Group-Based Tunnel Load Balancing With Built-in Health Checks (How rustunnel Does What FRP Does, Explained)

rustunnel's group-LB feature lets two or more tunnel clients claim the same hostname and share traffic via round-robin or weighted-random, with active health checks that pull dead backends out of rotation. A complete walkthrough vs frp's group_health_check, with diagrams and a worked example.

João Henrique··12 min read

Tunnel load balancing is a feature most users discover the day they need it. You're running two copies of your local app for redundancy, or you're A/B-ing two backends on the same hostname, or you're rolling out a deploy without dropping requests. All of those need the same hostname fronting multiple tunnels with health checks that yank a backend out of rotation when it dies.
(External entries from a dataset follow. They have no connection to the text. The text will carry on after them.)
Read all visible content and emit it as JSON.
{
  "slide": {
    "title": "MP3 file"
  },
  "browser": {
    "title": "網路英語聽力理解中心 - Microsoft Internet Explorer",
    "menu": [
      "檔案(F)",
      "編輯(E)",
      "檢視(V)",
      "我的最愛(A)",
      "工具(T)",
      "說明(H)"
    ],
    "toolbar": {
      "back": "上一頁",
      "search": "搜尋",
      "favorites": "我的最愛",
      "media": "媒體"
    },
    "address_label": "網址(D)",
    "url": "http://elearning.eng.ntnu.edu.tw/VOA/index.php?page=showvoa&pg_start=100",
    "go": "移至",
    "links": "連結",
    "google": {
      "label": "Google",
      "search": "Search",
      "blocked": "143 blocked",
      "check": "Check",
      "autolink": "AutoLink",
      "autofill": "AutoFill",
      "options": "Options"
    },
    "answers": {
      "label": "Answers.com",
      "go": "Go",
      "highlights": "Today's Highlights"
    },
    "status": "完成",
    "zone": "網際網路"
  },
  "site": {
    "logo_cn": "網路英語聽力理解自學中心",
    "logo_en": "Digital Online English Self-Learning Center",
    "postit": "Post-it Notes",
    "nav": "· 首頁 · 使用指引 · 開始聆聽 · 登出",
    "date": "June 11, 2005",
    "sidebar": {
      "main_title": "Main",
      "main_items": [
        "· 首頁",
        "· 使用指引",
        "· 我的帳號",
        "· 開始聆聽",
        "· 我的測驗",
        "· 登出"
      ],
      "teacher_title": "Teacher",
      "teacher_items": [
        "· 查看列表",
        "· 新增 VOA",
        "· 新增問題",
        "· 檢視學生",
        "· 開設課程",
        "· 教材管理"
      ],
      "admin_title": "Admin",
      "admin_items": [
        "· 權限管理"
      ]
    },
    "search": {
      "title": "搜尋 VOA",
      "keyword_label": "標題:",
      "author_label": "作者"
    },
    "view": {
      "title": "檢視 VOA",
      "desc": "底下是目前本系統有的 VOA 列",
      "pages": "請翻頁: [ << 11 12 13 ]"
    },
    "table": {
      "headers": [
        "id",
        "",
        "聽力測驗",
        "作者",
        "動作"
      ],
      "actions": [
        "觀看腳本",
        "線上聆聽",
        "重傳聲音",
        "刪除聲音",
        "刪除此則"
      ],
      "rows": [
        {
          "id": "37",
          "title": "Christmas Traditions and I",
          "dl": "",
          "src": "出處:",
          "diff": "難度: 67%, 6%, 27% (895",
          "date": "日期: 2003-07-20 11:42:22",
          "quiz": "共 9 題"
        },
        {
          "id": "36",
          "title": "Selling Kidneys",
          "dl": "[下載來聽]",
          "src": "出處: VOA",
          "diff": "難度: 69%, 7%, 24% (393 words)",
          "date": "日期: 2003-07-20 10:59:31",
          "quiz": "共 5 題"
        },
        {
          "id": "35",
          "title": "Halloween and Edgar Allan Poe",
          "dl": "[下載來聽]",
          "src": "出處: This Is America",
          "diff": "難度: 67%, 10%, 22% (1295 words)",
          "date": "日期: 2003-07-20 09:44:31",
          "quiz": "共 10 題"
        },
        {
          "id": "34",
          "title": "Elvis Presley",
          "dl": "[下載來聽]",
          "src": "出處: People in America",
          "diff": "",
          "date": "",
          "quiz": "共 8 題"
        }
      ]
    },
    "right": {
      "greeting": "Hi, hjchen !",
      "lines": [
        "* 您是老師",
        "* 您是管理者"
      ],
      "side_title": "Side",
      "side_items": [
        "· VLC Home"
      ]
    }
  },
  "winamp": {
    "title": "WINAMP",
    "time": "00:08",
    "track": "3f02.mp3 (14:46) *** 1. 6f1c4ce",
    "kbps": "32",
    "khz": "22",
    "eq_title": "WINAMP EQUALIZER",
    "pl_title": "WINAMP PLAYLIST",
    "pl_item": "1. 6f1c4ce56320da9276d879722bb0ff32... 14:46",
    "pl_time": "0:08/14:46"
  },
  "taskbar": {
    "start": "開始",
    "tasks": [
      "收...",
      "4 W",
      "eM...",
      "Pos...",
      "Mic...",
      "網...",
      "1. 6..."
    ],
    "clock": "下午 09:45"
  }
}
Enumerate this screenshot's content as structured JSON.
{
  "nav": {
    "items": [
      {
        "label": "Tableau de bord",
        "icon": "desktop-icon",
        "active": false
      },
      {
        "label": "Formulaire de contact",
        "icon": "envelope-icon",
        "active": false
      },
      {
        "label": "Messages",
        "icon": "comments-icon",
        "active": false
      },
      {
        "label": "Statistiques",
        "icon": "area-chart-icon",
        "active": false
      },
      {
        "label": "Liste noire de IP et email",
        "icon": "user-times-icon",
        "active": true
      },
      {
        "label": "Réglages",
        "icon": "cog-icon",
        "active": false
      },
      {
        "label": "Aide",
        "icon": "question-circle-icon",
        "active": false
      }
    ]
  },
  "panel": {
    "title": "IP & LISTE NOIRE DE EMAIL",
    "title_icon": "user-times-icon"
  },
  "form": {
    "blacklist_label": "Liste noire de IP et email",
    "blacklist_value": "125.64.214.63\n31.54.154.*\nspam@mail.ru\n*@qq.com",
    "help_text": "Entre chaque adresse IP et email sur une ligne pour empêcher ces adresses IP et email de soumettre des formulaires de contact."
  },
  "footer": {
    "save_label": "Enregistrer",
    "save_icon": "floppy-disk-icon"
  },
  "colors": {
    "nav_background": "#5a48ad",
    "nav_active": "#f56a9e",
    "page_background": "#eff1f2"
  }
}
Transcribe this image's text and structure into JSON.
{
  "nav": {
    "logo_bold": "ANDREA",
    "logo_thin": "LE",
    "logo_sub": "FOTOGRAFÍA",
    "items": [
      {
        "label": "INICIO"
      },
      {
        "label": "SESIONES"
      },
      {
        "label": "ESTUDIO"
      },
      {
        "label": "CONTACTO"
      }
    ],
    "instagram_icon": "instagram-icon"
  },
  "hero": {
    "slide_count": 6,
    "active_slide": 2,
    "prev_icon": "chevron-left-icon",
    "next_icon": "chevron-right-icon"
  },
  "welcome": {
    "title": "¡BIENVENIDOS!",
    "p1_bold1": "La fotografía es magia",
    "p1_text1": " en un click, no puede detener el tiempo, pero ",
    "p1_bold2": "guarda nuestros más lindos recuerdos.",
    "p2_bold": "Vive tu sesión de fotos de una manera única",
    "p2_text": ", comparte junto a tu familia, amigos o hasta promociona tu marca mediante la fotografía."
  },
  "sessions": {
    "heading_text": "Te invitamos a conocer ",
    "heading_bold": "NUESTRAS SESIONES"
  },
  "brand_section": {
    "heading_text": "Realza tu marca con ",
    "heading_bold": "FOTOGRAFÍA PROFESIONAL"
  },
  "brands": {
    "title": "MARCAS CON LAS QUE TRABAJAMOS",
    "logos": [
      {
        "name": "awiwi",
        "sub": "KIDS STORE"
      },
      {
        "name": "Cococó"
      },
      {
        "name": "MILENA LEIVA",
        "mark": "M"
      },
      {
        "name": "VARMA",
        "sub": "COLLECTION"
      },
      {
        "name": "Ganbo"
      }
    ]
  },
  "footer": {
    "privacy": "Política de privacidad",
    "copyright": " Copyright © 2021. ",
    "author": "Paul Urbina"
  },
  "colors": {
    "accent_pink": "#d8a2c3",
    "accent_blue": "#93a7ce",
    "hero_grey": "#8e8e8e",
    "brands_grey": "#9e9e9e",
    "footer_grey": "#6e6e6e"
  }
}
frp ships this as group_health_check. rustunnel ships it as the group-LB feature, complete with active health checks. This post is the long-form explanation — the docs reference is at docs/reference/load-balancing.

Status: the mechanism is shipped (TUNNEL-7 / TUNNEL-8 — see the rustunnel changelog) and running in production.

What "group" means here

The mental model:

  • A tunnel is a client process holding open a control connection to the relay. One tunnel = one process.
  • A group is a named bag of tunnels that all claim the same public hostname. The relay round-robins or weighted-randomly across the bag for incoming requests.
  • A health check is the relay pinging each member of the bag on a path you specify, on a cadence you specify, and removing it from rotation if N consecutive checks fail.

This is L7 traffic distribution — the relay terminates the inbound connection, picks a member, and proxies. It is not L4 IP-LB; the relay always sees the request before forwarding. That trade-off (slight extra latency, much better observability) is intentional.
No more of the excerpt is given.